We are encountering a randomly occurring segmentation fault on a C/C++ HPUX PA-RISC application RELEASE demo compiled with the HPUX PARISC compiler and linker ACC which loads a HPUX PA_RISC RELEASE shared object sl(i.e. so) compiled and linked with ACC. We do not have access to pmap or HPUX wdb. So we are using HP's proprietary debugger adb. Here is how we use use adb:
$ adb
PA-32 adb ($h help $q quiit)
adb>!cp mdMUReadWriteExample a.out
!
adb>:r
a.out: running (process 10947)
segmentation violation
stopped at 1E3C: STW r3,1416(r1)
At this point it appears the offending instruction is somehow related to the above assembly insruction. Our first question is whether 1416
is in decimal format or hexadecimal format.

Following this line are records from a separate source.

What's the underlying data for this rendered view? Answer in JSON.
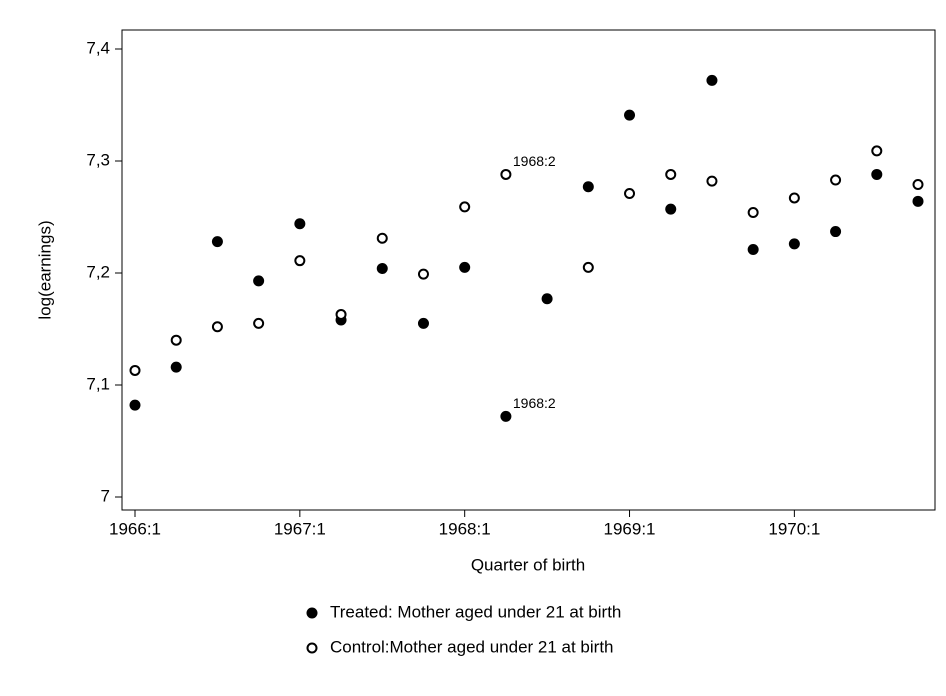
{
  "chart_data": {
    "type": "scatter",
    "x_label": "Quarter of birth",
    "y_label": "log(earnings)",
    "categories": [
      "1966:1",
      null,
      null,
      null,
      "1967:1",
      null,
      null,
      null,
      "1968:1",
      null,
      null,
      null,
      "1969:1",
      null,
      null,
      null,
      "1970:1",
      null,
      null,
      null
    ],
    "series": [
      {
        "name": "Treated: Mother aged under 21 at birth",
        "color": "#000000",
        "filled": true,
        "values": [
          7.082,
          7.116,
          7.228,
          7.193,
          7.244,
          7.158,
          7.204,
          7.155,
          7.205,
          7.072,
          7.177,
          7.277,
          7.341,
          7.257,
          7.372,
          7.221,
          7.226,
          7.237,
          7.288,
          7.264
        ],
        "point_labels": [
          null,
          null,
          null,
          null,
          null,
          null,
          null,
          null,
          null,
          "1968:2",
          null,
          null,
          null,
          null,
          null,
          null,
          null,
          null,
          null,
          null
        ]
      },
      {
        "name": "Control:Mother aged under 21 at birth",
        "color": "#000000",
        "filled": false,
        "values": [
          7.113,
          7.14,
          7.152,
          7.155,
          7.211,
          7.163,
          7.231,
          7.199,
          7.259,
          7.288,
          null,
          7.205,
          7.271,
          7.288,
          7.282,
          7.254,
          7.267,
          7.283,
          7.309,
          7.279
        ],
        "point_labels": [
          null,
          null,
          null,
          null,
          null,
          null,
          null,
          null,
          null,
          "1968:2",
          null,
          null,
          null,
          null,
          null,
          null,
          null,
          null,
          null,
          null
        ]
      }
    ],
    "ylim": [
      7,
      7.4
    ],
    "yticks": [
      7,
      {
        "value": 7.1,
        "label": "7,1"
      },
      {
        "value": 7.2,
        "label": "7,2"
      },
      {
        "value": 7.3,
        "label": "7,3"
      },
      {
        "value": 7.4,
        "label": "7,4"
      }
    ],
    "grid": false,
    "legend": "bottom"
  }
}
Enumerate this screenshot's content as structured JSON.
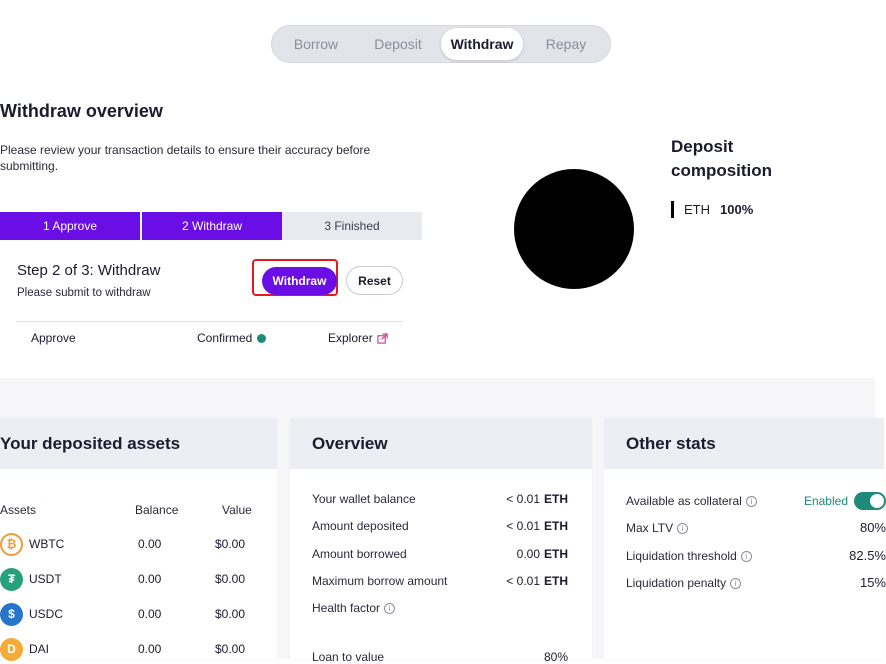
{
  "tabs": [
    {
      "label": "Borrow",
      "active": false
    },
    {
      "label": "Deposit",
      "active": false
    },
    {
      "label": "Withdraw",
      "active": true
    },
    {
      "label": "Repay",
      "active": false
    }
  ],
  "page_title": "Withdraw overview",
  "description": "Please review your transaction details to ensure their accuracy before submitting.",
  "stepper": [
    {
      "label": "1 Approve",
      "state": "done"
    },
    {
      "label": "2 Withdraw",
      "state": "done"
    },
    {
      "label": "3 Finished",
      "state": "todo"
    }
  ],
  "step": {
    "title": "Step 2 of 3: Withdraw",
    "subtitle": "Please submit to withdraw",
    "primary_button": "Withdraw",
    "secondary_button": "Reset"
  },
  "approve_row": {
    "label": "Approve",
    "status": "Confirmed",
    "explorer": "Explorer"
  },
  "composition": {
    "title": "Deposit composition",
    "asset": "ETH",
    "percent": "100%"
  },
  "deposited_assets": {
    "title": "Your deposited assets",
    "columns": [
      "Assets",
      "Balance",
      "Value"
    ],
    "rows": [
      {
        "name": "WBTC",
        "balance": "0.00",
        "value": "$0.00",
        "icon": "wbtc-icon",
        "color": "#ffffff"
      },
      {
        "name": "USDT",
        "balance": "0.00",
        "value": "$0.00",
        "icon": "usdt-icon",
        "color": "#26a17b"
      },
      {
        "name": "USDC",
        "balance": "0.00",
        "value": "$0.00",
        "icon": "usdc-icon",
        "color": "#2775ca"
      },
      {
        "name": "DAI",
        "balance": "0.00",
        "value": "$0.00",
        "icon": "dai-icon",
        "color": "#f5ac37"
      }
    ]
  },
  "overview": {
    "title": "Overview",
    "rows": [
      {
        "label": "Your wallet balance",
        "value": "< 0.01",
        "unit": "ETH"
      },
      {
        "label": "Amount deposited",
        "value": "< 0.01",
        "unit": "ETH"
      },
      {
        "label": "Amount borrowed",
        "value": "0.00",
        "unit": "ETH"
      },
      {
        "label": "Maximum borrow amount",
        "value": "< 0.01",
        "unit": "ETH"
      },
      {
        "label": "Health factor",
        "value": "",
        "unit": ""
      }
    ],
    "loan_to_value_label": "Loan to value",
    "loan_to_value": "80%"
  },
  "other_stats": {
    "title": "Other stats",
    "rows": [
      {
        "label": "Available as collateral",
        "value": "Enabled"
      },
      {
        "label": "Max LTV",
        "value": "80%"
      },
      {
        "label": "Liquidation threshold",
        "value": "82.5%"
      },
      {
        "label": "Liquidation penalty",
        "value": "15%"
      }
    ]
  },
  "colors": {
    "accent": "#6b0ee6",
    "success": "#1f8a7a",
    "highlight": "#e21c1c"
  }
}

Our second question is whether the program counter 1E3C is accurate and can be used to gain further information about the offending C/C++ source line of code/
Our third question is that supposing 1416
is in decimal format , then as shown below register 1($r1)
contains 0x40015b90
. Using hexadecimal arithmetic 1416
(base 10(i.e. hex 0x588
)) + 0x40015b90
equals 0x40016118
. Next , we use nm to find the shared object library address / C++ mangled symbol associated with 0x40016118
.
$ grep -n "4001611" /home/marc/acc3_pa_32bit/cameron_nm.txt
27808:40016118 ? static___soa_RSA_cpp_
27823:40016110 ? static___soa_cDateTime_cpp_
Next we modify our makefile to obtain the combined disassembly -- C++ source code. However, when we search all the 50 generated *.s files we cannot mysteriously find the static___soa_RSA_cpp_
. Have we skipped a crucial step here ?
adb>$r
pcoqh 0 1E3F
pcoqt 0 1E43
rp 0 0xC0209793
arg0 0 1 arg1 0 7F7F04FC arg2 0 7F7F050 4 arg3 0 7F7F0540
sp 0 7F7F05D0 ret0 0 0 ret1 0 1 dp 0 40016390
r1 0 40015B90 r3 0 7F7F0000 r4 0 4001591 8 r5 0 3C
r6 0 20 r7 0 3E r8 0 7F7F091 0 r9 0 40015918
r10 0 40031918 r11 0 1E800 r12 0 4001611 8 r13 0 400266A4
r14 0 3F r15 0 3F r16 0 3D r17 0 3D
r18 0 3A r19 0 7B03B764 r20 0 0xA98D4 00 r21 0 7F7F0550
r22 0 0 r31 0 1E2B sar 0 23 sr0 0 0xA98D400
sr1 0 3848400 sr2 0 0 sr3 0 0 sr4 0 0xA98D400
In summary, we are trying to determine if it is possible to find the offending C/C++ source lines which cause this random seg fault. Using Centos Linux and valgrind --tool=memcheck
we cannot find any buffer overruns. Thank you.